La responsabilité du premier centre hospitalier est engagée. Le Tribunal administratif de Dijon et la Cour Administratif d'Appel de Lyon retienne la responsabilité du centre hospitalier pour faute.

Cependant, le Conseil d'État annule l'arrêt de la Cour d'Appel sur le quantum du préjudice en retenant que la faute ayant consisté à ne pas pratiquer une échographie abdominale lors de l'hospitalisation avait fait perdre à l'enfant une chance limitée mais réelle de survie et de guérison.

Ainsi la cour a commis une erreur de droit en mettant à la charge de l'établissement la réparation intégrale des conséquences de la dégradation de l'état de santé de l'enfant et de son décès.

Le Conseil d'État condamne alors l'établissement à réparer non l'entier préjudice équivalent à la chance perdue de survie et de guérison, mais à proportion de 30 %.

Par carole.ghibaudo le 22/04/09

Dans un arret 297118 en date du 14 janvier 2009, le conseil d'Etat a rendu une décision interéssant la responsabilité hospitalière et la réparation d'une faute eu égard à la perte de chance d'éviter le dommage qui s'est réalisé.

Le cas d'espèce :

Mme Carla a subi, au centre hospitalier du Belvédère à Mont-Saint-Aignan (76130), une césarienne, au décours de laquelle elle a présenté une hémorragie utérine qui a persisté malgré les traitements médicamenteux et a conduit l'équipe médicale à décider son transfert au centre hospitalier universitaire de Rouen afin qu'y soit pratiquée une embolisation.

Après le transfert et avant que commence cette intervention, la patiente a été victime d'un arrêt cardiaque lequel a entraîné une anoxie cérébrale.

Elle demeure depuis dans un état quasi-végétatif chronique.
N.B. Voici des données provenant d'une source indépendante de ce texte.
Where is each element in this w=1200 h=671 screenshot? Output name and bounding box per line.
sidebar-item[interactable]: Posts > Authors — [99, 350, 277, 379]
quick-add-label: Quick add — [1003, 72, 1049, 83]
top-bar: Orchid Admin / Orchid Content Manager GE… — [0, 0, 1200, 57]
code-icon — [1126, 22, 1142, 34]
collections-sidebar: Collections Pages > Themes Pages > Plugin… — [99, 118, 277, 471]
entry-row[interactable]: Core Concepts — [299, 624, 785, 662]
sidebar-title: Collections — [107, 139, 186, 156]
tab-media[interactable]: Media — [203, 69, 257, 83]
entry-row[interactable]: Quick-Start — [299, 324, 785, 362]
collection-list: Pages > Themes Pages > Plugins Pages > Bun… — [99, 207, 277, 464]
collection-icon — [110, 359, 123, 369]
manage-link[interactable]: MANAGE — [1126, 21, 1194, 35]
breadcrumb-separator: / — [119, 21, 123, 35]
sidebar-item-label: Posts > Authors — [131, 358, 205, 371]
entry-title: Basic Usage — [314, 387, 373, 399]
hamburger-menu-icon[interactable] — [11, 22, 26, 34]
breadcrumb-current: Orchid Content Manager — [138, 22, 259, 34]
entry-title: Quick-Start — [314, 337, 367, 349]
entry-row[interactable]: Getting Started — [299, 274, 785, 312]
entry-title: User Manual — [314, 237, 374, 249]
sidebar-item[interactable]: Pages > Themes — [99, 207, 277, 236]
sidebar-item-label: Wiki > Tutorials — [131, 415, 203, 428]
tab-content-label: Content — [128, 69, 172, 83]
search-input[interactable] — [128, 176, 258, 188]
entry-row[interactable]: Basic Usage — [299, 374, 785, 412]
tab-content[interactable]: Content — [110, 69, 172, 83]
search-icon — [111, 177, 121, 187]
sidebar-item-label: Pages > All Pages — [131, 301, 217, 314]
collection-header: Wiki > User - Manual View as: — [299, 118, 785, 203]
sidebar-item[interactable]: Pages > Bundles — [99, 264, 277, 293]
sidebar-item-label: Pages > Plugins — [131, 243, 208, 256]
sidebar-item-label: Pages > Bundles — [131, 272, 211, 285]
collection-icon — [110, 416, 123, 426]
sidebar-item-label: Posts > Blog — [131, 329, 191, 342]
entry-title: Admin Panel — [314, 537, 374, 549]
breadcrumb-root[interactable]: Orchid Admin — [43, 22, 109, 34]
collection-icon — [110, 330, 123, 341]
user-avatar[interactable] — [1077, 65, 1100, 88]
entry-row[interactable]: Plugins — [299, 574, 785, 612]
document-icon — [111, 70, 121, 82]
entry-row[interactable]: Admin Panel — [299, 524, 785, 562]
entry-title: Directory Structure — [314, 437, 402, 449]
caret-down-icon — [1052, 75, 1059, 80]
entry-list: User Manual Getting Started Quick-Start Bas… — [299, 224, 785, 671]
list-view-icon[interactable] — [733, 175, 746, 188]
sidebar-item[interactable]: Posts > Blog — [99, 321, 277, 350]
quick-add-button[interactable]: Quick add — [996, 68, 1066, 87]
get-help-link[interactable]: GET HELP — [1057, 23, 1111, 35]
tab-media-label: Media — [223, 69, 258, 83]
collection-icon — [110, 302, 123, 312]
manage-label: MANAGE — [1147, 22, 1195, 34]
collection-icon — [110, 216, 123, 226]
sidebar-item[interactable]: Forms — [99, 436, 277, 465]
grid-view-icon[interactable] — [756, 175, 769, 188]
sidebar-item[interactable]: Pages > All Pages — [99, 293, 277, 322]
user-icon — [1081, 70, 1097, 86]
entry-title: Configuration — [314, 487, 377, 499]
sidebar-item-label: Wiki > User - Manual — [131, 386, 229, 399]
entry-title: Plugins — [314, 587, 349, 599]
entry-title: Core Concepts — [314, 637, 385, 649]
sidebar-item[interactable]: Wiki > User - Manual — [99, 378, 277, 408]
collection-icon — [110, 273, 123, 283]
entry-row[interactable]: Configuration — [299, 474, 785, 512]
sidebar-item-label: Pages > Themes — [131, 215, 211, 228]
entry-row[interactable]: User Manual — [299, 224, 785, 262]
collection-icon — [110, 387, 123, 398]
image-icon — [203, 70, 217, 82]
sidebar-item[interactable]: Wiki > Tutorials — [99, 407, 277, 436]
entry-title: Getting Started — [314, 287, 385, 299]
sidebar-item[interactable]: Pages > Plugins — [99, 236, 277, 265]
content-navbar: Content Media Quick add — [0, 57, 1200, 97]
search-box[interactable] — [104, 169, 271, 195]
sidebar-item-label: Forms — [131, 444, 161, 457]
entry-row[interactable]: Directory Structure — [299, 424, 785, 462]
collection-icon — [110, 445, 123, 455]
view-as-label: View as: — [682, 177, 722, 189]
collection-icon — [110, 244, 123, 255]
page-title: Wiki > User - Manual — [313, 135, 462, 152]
Par jugement du 7 décembre 2004, le tribunal administratif de Rouen avait reconnu la responsabilité du centre hospitalier dans le dommage subi par la patiente maiqs a ordonné une expertise pour déterminer l'étendue des préjudices.

La cour d'Appel a annulé le jugement entrepris au motif que l'état de la patiente ne justifiait ni qu'il soit décidé, dès la constatation de l'hémorragie à 9 h 30, d'adresser des prélèvements sanguins pour analyse au centre hospitalier universitaire de Rouen, ni de commander des culots globulaires à la banque de sang de cet établissement.

L'affaire a été portée devant le Conseil d'Etat.

Selon la haute juridiction, il ressortait des pièces du dossier qu'à partir de 10 h 30, une infirmière et une sage-femme ont informé le gynécologue-obstétricien, qui l'a lui-même constaté, que l'hémorragie persistait malgré les traitements médicamenteux administrés et habituellement efficaces. Les décisions de commander du sang et de faire réaliser une analyse biologique n'ont toutefois été prises qu'à 11 h 30, alors que l'équipe médicale du centre hospitalier se devait, compte tenu de l'interdiction légale de disposer lui-même d'une banque de produits sanguins, de faire preuve d'une vigilance particulière sur les risques encourus par la patiente du fait de la persistance de son hémorragie, laquelle ne pouvait que se prolonger du délai nécessaire à l'acheminement de produits sanguins.

Ainsi, dans ces conditions, la cour administrative d'appel a inexactement qualifié les faits de l'espèce en jugeant que le centre hospitalier n'était à l'origine d'aucun retard fautif dans les soins apportés à la patiente. Le Conseil d'Etat considère alors que le retard dans la décision de commander les produits sanguins en vue d'une transfusion constitue une faute de nature à engager la responsabilité du centre hospitalier du Belvédère.

Cependant, le Conseil d'Etat modère la responsabilité du centre hospitalier en indiquant toutefois que dans la mesure où il n'est pas établi avec certitude qu'une compensation globulaire plus précoce aurait empêché la survenue de l'arrêt cardiaque, ces fautes ont seulement privé la patiente d'une chance d'éviter le dommage qui s'est réalisé.

La réparation à la charge du centre hospitalier du Belvédère devra, dès lors, être évaluée à une fraction du dommage corporel déterminée en fonction de l'ampleur de la chance perdue.